ここからが、ぼくの見聞きした伝承と異なるところである。竜宮城の宴の席で女神と再び話す機会を得た藤原秀郷は、すっかり酒に酔いつつも、こう言ったらしい。
――今回はどうにか事無きを得たが、もしまたあんな化物が現れたら、どうする?
再び彼が出向けばよいのか、誰かが八幡神に祈ればよいのか。はたまた、このどちらかが欠けてしまえば、怪物を討ち取れないのではないか?
冗談交じりに愚痴をこぼしたようにも、もっともな疑義を提示したようにも受け取れるこの言葉は、女神としては後者と受け取らざるをえなかったらしい。
そうして幾日か経過し、藤原秀郷が人里に帰ろうとした間際になって、女神は土産物とともにいくつかの武具を差し出した。飾りはあるが矛のない槍、半分に割られて弦で辛うじて繋がっている弓、何の変哲もないただの小槌と盾……それから、柄だけの刀。一見すると、どれもこれもがガラクタ同然で、受け取った秀郷も思わず顔をしかめたのだとか。
しかし、当の女神は真剣な面持ちで言った。
――これらは古今東西の英霊たちが拵えた、化生を討つための神具でございます。
――本来であれば、人の手に渡すべきでないものですが、事態は急を要します。
――世に平穏をもたらすため、どうか正しくお役立て下さい。
どう見ても冗談でも洒落でもない有様。始めこそ疑っていた藤原秀郷であったが、八百万の神からの賜りものということもあり、それらの想いとともに恭しく受け取った。
だがしかし、どうしても解せないことがあったため、こう尋ねた。
――有難く頂戴したいところだが……これらはどうして使えばよろしいのだ?
ある意味ごもっともな質問であったが、女神は笑みを浮かべつつ答えた。
――それは、神具自らが教えてくれますよ。
今度は冗談か本気か迷わされたものの、とにかく藤原秀郷はそれらを持ち帰ることにした。神具以外にも金銀財宝といったものや摩訶不思議な道具の類まで与えられたため、帰りの舟は文字通りの宝船のようになり、港で出迎えた家臣たちは思わず目を疑うような光景であったらしい。

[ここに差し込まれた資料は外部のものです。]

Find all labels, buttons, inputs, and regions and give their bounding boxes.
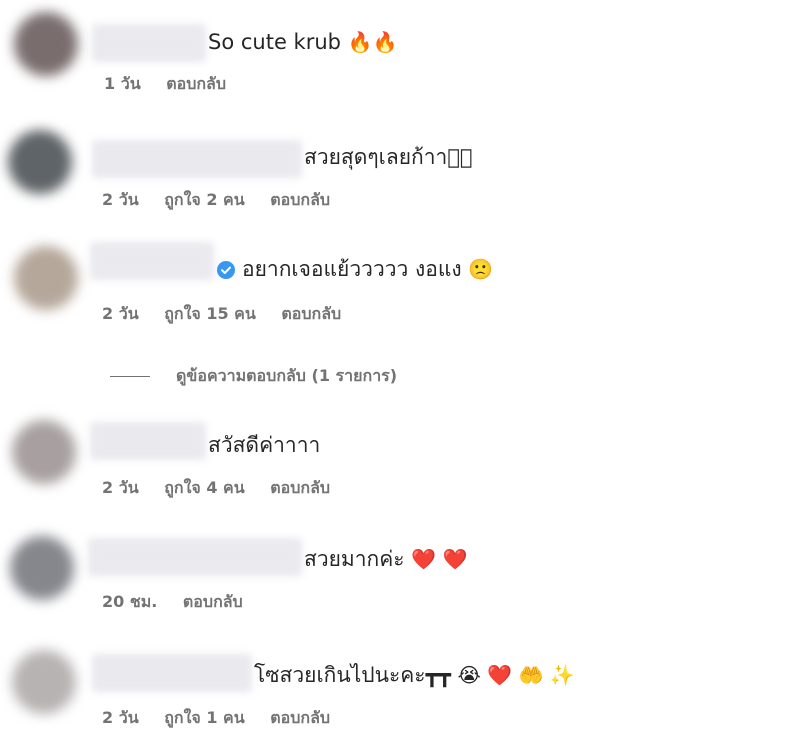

元の世界へ帰って来た藤原秀郷は、女神からの言いつけを守るため、人間同士の争いに用いられることのないよう、それぞれの神具は「一族」の者たちの一部と、秀郷自身でのみ扱うことを厳にした。女神の言う「正しい使い方」とは、神具を妖怪なんかを討ち取るときにのみ使用するということ。人間同士の争いに用いられないようにするには、その筋の者たちの中でもより信頼のおける者にのみ引き継げばよいと考えてのことらしい。
そうして神との掟を守りつつ年月は過ぎて、今日に至ったのだそうな。